6- Tecrübe Sonuçları
Birinci bölümde hatırlattığımız gibi Kurân ayetlerinin tefsirinde dikkate alınması gereken karinelerden birisi sözün konusundaki özelliklerdir. Oradaki bahiste şuna işaret ettik; bu kaidenin bir gereği olarak mesela doğal olayları konu edinmiş ayetlerde, bu doğal olaylara ait gerçek özelliklerin dikkate alınması gereklidir. Bu esasa göre bir insanın doğal olaylarla ilgili tecrübe yoluyla elde ettiği genel sonuçlar Kurân’ın tefsir kaynaklarından biri sayılmaktadır. Kurân-ı Kerim’de doğal varlıkların çeşitlerinden söz açılmış, onların nitelik ve niceliğine dair birtakım bilgiler beyan edilmiştir. Gökler ve yeryüzünden, onların nasıl yaratıldığından söz edilmiştir. Yeryüzündeki doğal varlıklardan; sular, denizler, bitkiler ve hayvanlardan söz edilmiştir. Ay, güneş ve yıldızlar gibi gökteki varlıklardan bahsedilmiştir. Bulut, yağmur ve rüzgâr gibi hava ile ilgili oluşlardan söz edilmiştir. Bunlar Kurân ayetlerinde sözü geçen çeşitli doğal fenomenlerdir. İlahi keramet ve hilafeti taşıyan insandan seçkin bir varlık olarak Kurân’da söz edilmiştir. Onun cismi boyutu, ruhani ve cismani boyutları arasındaki irtibat (ruh ile bedeni arasındaki etki-tepki), bireysel ve toplumsal boyutları birçok ayete konu edilmiştir.
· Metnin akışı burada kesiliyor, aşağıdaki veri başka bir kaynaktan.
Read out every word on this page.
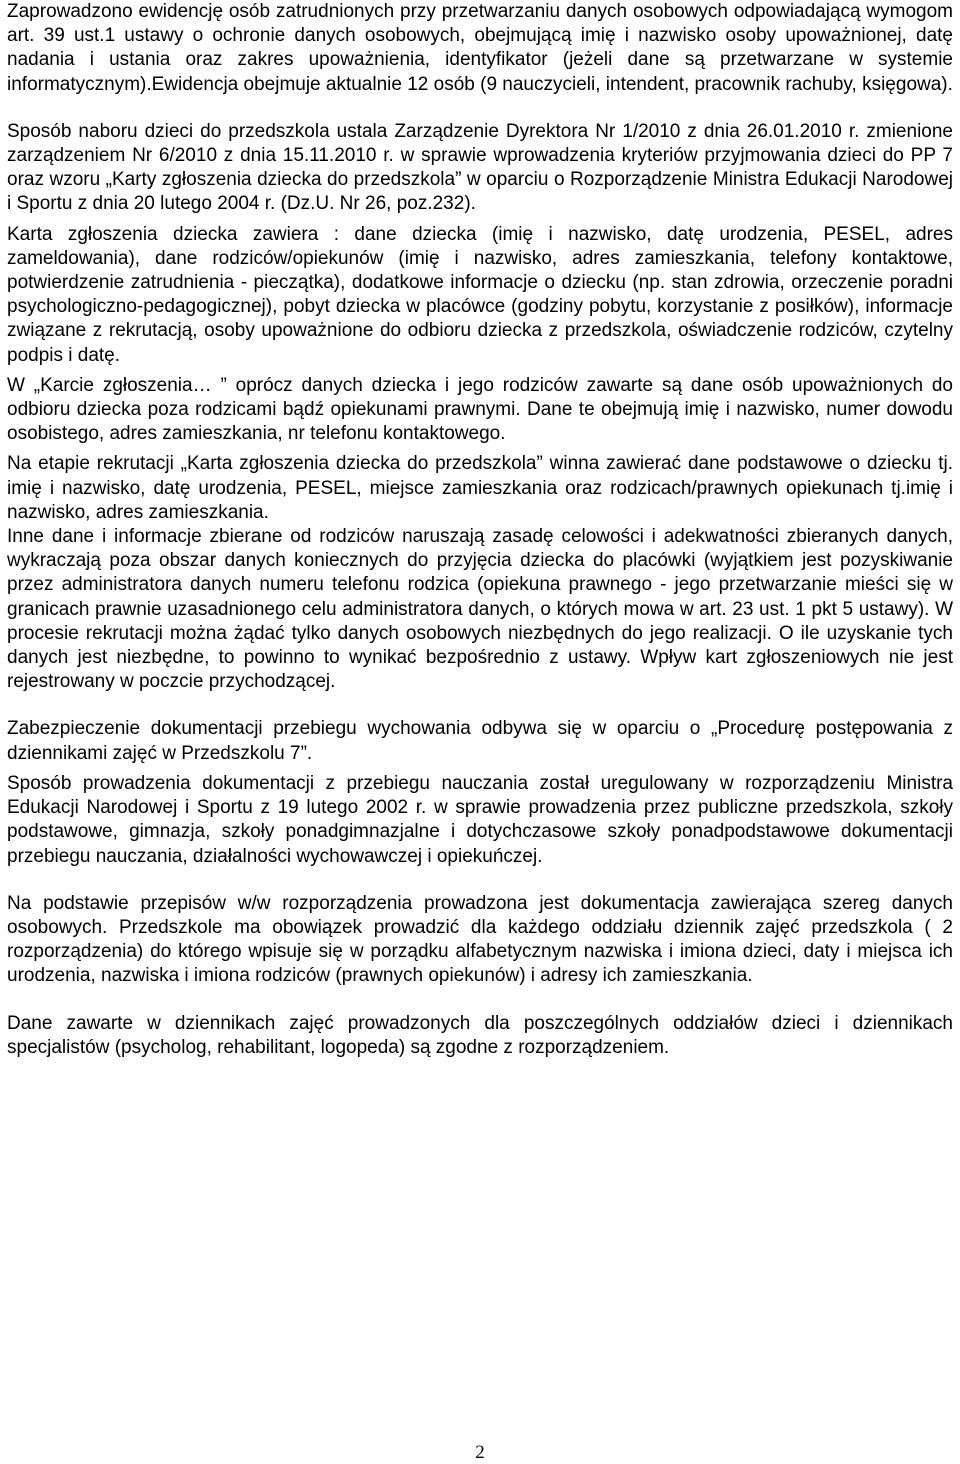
Zaprowadzono ewidencję osób zatrudnionych przy przetwarzaniu danych osobowych odpowiadającą wymogom art. 39 ust.1 ustawy o ochronie danych osobowych, obejmującą imię i nazwisko osoby upoważnionej, datę nadania i ustania oraz zakres upoważnienia, identyfikator (jeżeli dane są przetwarzane w systemie informatycznym).Ewidencja obejmuje aktualnie 12 osób (9 nauczycieli, intendent, pracownik rachuby, księgowa).

Sposób naboru dzieci do przedszkola ustala Zarządzenie Dyrektora Nr 1/2010 z dnia 26.01.2010 r. zmienione zarządzeniem Nr 6/2010 z dnia 15.11.2010 r. w sprawie wprowadzenia kryteriów przyjmowania dzieci do PP 7 oraz wzoru „Karty zgłoszenia dziecka do przedszkola” w oparciu o Rozporządzenie Ministra Edukacji Narodowej i Sportu z dnia 20 lutego 2004 r. (Dz.U. Nr 26, poz.232).

Karta zgłoszenia dziecka zawiera : dane dziecka (imię i nazwisko, datę urodzenia, PESEL, adres zameldowania), dane rodziców/opiekunów (imię i nazwisko, adres zamieszkania, telefony kontaktowe, potwierdzenie zatrudnienia - pieczątka), dodatkowe informacje o dziecku (np. stan zdrowia, orzeczenie poradni psychologiczno-pedagogicznej), pobyt dziecka w placówce (godziny pobytu, korzystanie z posiłków), informacje związane z rekrutacją, osoby upoważnione do odbioru dziecka z przedszkola, oświadczenie rodziców, czytelny podpis i datę.

W „Karcie zgłoszenia… ” oprócz danych dziecka i jego rodziców zawarte są dane osób upoważnionych do odbioru dziecka poza rodzicami bądź opiekunami prawnymi. Dane te obejmują imię i nazwisko, numer dowodu osobistego, adres zamieszkania, nr telefonu kontaktowego.

Na etapie rekrutacji „Karta zgłoszenia dziecka do przedszkola” winna zawierać dane podstawowe o dziecku tj. imię i nazwisko, datę urodzenia, PESEL, miejsce zamieszkania oraz rodzicach/prawnych opiekunach tj.imię i nazwisko, adres zamieszkania.

Inne dane i informacje zbierane od rodziców naruszają zasadę celowości i adekwatności zbieranych danych, wykraczają poza obszar danych koniecznych do przyjęcia dziecka do placówki (wyjątkiem jest pozyskiwanie przez administratora danych numeru telefonu rodzica (opiekuna prawnego - jego przetwarzanie mieści się w granicach prawnie uzasadnionego celu administratora danych, o których mowa w art. 23 ust. 1 pkt 5 ustawy). W procesie rekrutacji można żądać tylko danych osobowych niezbędnych do jego realizacji. O ile uzyskanie tych danych jest niezbędne, to powinno to wynikać bezpośrednio z ustawy. Wpływ kart zgłoszeniowych nie jest rejestrowany w poczcie przychodzącej.

Zabezpieczenie dokumentacji przebiegu wychowania odbywa się w oparciu o „Procedurę postępowania z dziennikami zajęć w Przedszkolu 7”.

Sposób prowadzenia dokumentacji z przebiegu nauczania został uregulowany w rozporządzeniu Ministra Edukacji Narodowej i Sportu z 19 lutego 2002 r. w sprawie prowadzenia przez publiczne przedszkola, szkoły podstawowe, gimnazja, szkoły ponadgimnazjalne i dotychczasowe szkoły ponadpodstawowe dokumentacji przebiegu nauczania, działalności wychowawczej i opiekuńczej.

Na podstawie przepisów w/w rozporządzenia prowadzona jest dokumentacja zawierająca szereg danych osobowych. Przedszkole ma obowiązek prowadzić dla każdego oddziału dziennik zajęć przedszkola ( 2 rozporządzenia) do którego wpisuje się w porządku alfabetycznym nazwiska i imiona dzieci, daty i miejsca ich urodzenia, nazwiska i imiona rodziców (prawnych opiekunów) i adresy ich zamieszkania.

Dane zawarte w dziennikach zajęć prowadzonych dla poszczególnych oddziałów dzieci i dziennikach specjalistów (psycholog, rehabilitant, logopeda) są zgodne z rozporządzeniem.

2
Bu tür ayetlerde gündeme getirilen konular hakkında, yeterli ölçüde itibara sahip tecrübe sonuçlarından, tefsir kaynaklarından biri olarak, ayetleri anlama ve tefsir noktasında istifade edilebilir.
Bu alanda şuna dikkat etmekte fayda vardır; eğer bu sonuçlar halkın genelinin anlayabileceği türden olursa, bir kaynak olarak onun dikkate alınması zaruri olur ve onların dikkate alınmaması durumunda tefsir gerekli itibara sahip olmaz. Fakat sonuçlar ancak uzmanlar tarafından anlaşılacak konular olursa, doğal fenomenler hakkında yanlış bir tasvire dayalı açıklama ve tefsirleri reddetmek için bunlar dikkate alınmalıdır ve bunlar her alanda müfessir tarafından referans alınabilir.
Dördüncü Bölüm
Müfessirlerin
İhtiyaç Duyduğu İlimler
Müfessirlerin İhtiyaç Duyduğu İlimler
Birinci bölümde tefsir ilminin de diğer ilimler gibi birtakım kaidelere tabi olduğu, bunlara riayet etmenin ilahi muradın sahih istinbatında ve tefsirdeki hatanın asgariye inmesinde zaruri olduğu açıklanmıştı.
Zikri geçen kaidelerin riayet edilebilmesi için müfessir Kurân tefsirinde bilinmesi lazım olan ilimleri bilmelidir. Böylece bu kaidelere uyarak Kurân’ı tefsir etme gücünü elde eder. Bu esasa göre “müfessirlerin ihtiyaç duyduğu ilimler” tefsirde ihtiyaç duyulan konulardan sayılmaktadır.